LANDOVER, Md. — Talk about not living up to the hype.
The duel between Browns quarterbacks Brian Hoyer and Johnny Manziel against Washington on Monday night at FedExField disappointed in almost unimaginable fashion because neither player made strides nor a strong case he should become the starter heading into the upcoming season.
The veteran and rookie combined to deliver perhaps the biggest dud since the Y2K scare. Despite all the hoopla, nothing of significance happened with the Browns’ top two quarterbacks in the team’s second preseason game. The most talked about moment came when Manziel was caught on camera sticking his middle finger in the air late in the third quarter.
The primetime showdown, nationally televised on ESPN’s Monday Night Football, was supposed to be their final audition before a victor was scheduled to be declared.
The Browns planned to meet today to choose one of them as the starter for the Sept. 7 regular-season opener at Pittsburgh.
But why wouldn’t Browns coach Mike Pettine call an audible and force the quarterback derby into overtime after Monday night’s debacle?
Pettine has said a committee led by him, offensive coordinator Kyle Shanahan and quarterbacks coach Dowell Loggains will make the decision. Pettine made it clear he would exercise his power to break a tie should one occur.
There was a tie Monday night, but it was a dead heat in futility.
Pettine has said all along he wants to name a starting quarterback before the team’s third exhibition game Saturday against St. Louis. He wants the starter to have an opportunity to build chemistry with his supporting cast during a “dress rehearsal” in which the first-team offense will likely play into the third quarter in preparation for Week 1.
Right now, there is no semblance of cohesion on offense. The Browns squandered several opportunities to capitalize on the playmaking abilities of their defense and trailed 7-3 at halftime on their way to a 24-23 loss.
Hoyer appeared to be a slight front-runner over Manziel heading into the game, and he received the starting nod. Hoyer played four series, plus one play at the end of the second quarter. He faced Washington’s first-team defense during his first two series.
Hoyer completed just two of six passes for 16 yards. His longest pass went for 12 yards, and he finished with a passer rating of 42.4.
Manziel entered the game with 5:26 left in the second quarter after Hoyer took the first two series. He played two series in the first half, both of which were against Washington’s starters. He completed two of seven passes for 29 yards and a rating of 44.3 through the first two quarters.
Manziel remained in the game into the third quarter.
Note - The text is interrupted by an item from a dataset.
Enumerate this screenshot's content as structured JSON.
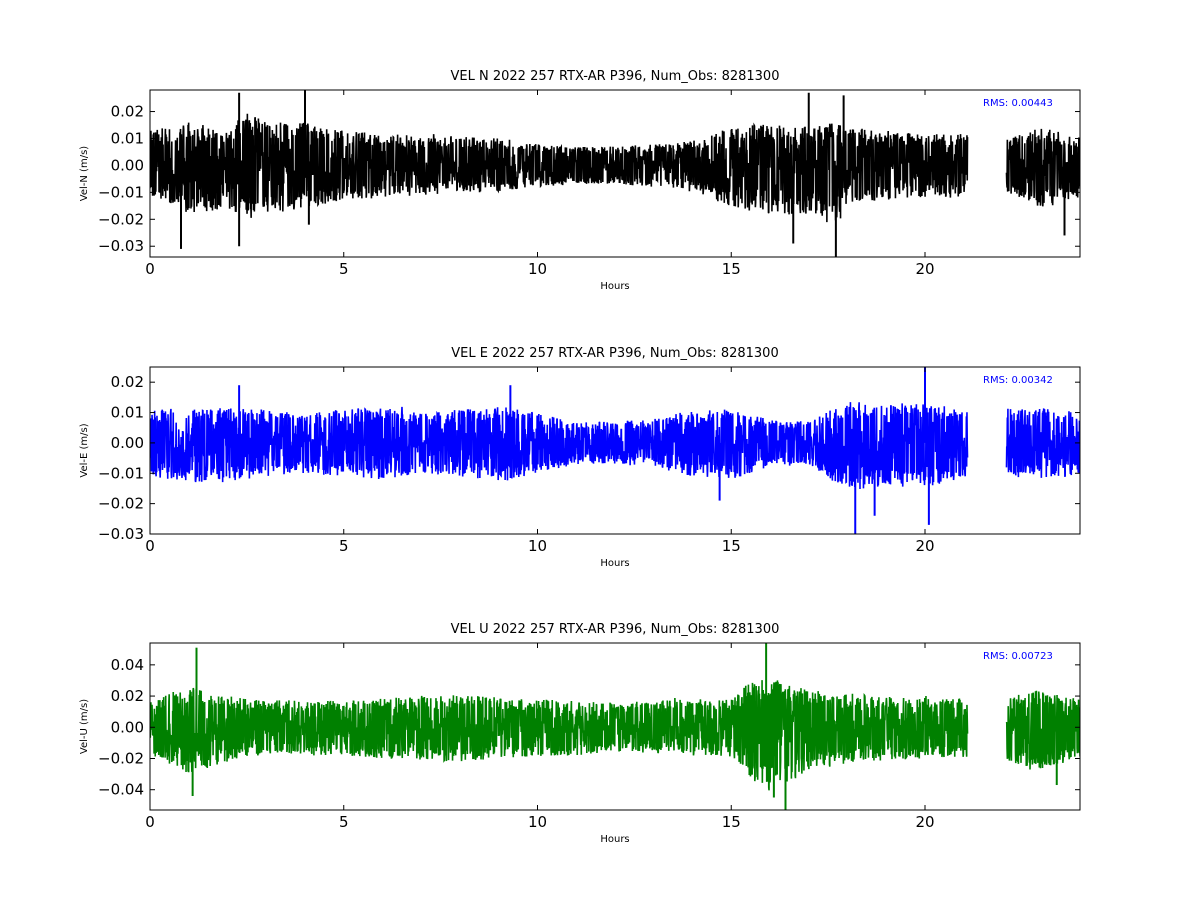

He went 5-for-9 in the second half while surrounded by backups from both teams.
Overall, Manziel completed seven of 16 passes for 65 yards and a touchdown, finishing with a passer rating of 76.3. He dumped a short pass over the middle to running back Dion Lewis, and Lewis took it for an 8-yard touchdown with 13:33 left in the fourth quarter.
Neither quarterback received much help from the rest of the offense.
The Browns’ first possession was a disaster because linebacker Ryan Kerrigan zoomed untouched around right tackle Mitchell Schwartz and sacked Hoyer. Pro Bowl left tackle Joe Thomas was flagged for a false start before the next snap. On second-and-21 at the Browns’ 9-yard line, Pro Bowl tight end Jordan Cameron wasn’t looking for the ball and failed to catch it. Not even a 19-yard run from running back Ben Tate, who finished with 10 carries for 51 yards (5.1 average), could save the Browns from punting.
The Browns caught a break during the ensuing possession when running back Alfred Morris fumbled and inside linebacker Craig Robertson recovered at Washington’s 48. The Browns, though, went three-and-out when Hoyer’s third-down pass to slot receiver Andrew Hawkins was thrown low.
Browns Pro Bowl cornerback Joe Haden intercepted a pass from quarterback Robert Griffin III during the next series and returned it 37 yards to Washington’s 46. But the Browns again went three-and-out. On third down, Kerrigan sacked Manziel. Linebacker Brian Orakpo flashed Manziel’s signature money sign after the play, and it wasn’t the first time he flaunted it.
The Browns completed a goal-line stand early in the second quarter. Robertson tackled Morris short of the end zone, which a replay review confirmed, and fourth-and-goal from the 1. The offense marched to Washington’s 39, but Manziel’s third-down pass to All-Pro wide receiver Josh Gordon was off target and fell incomplete.
Browns free safety Tashaun Gipson picked off a pass from backup quarterback Kirk Cousins and returned it 43 yards to Washington’s 15. The Browns settled for Billy Cundiff’s 29-yard field goal and a 3-0 lead with 4:58 left in the second quarter after Hoyer threw an off-target pass that went deflected off Hawkins’ hands in the end zone.
The Redskins struck late in the first half when running back Evan Royster barreled through Robertson to score a 2-yard touchdown with 23 seconds remaining in the second quarter.
Washington tacked on another touchdown and took a 14-3 lead with 10:39 left in the third quarter when Cousins completed a 14-yard touchdown pass to Grant, who beat the coverage of Browns defensive back Royce Adams.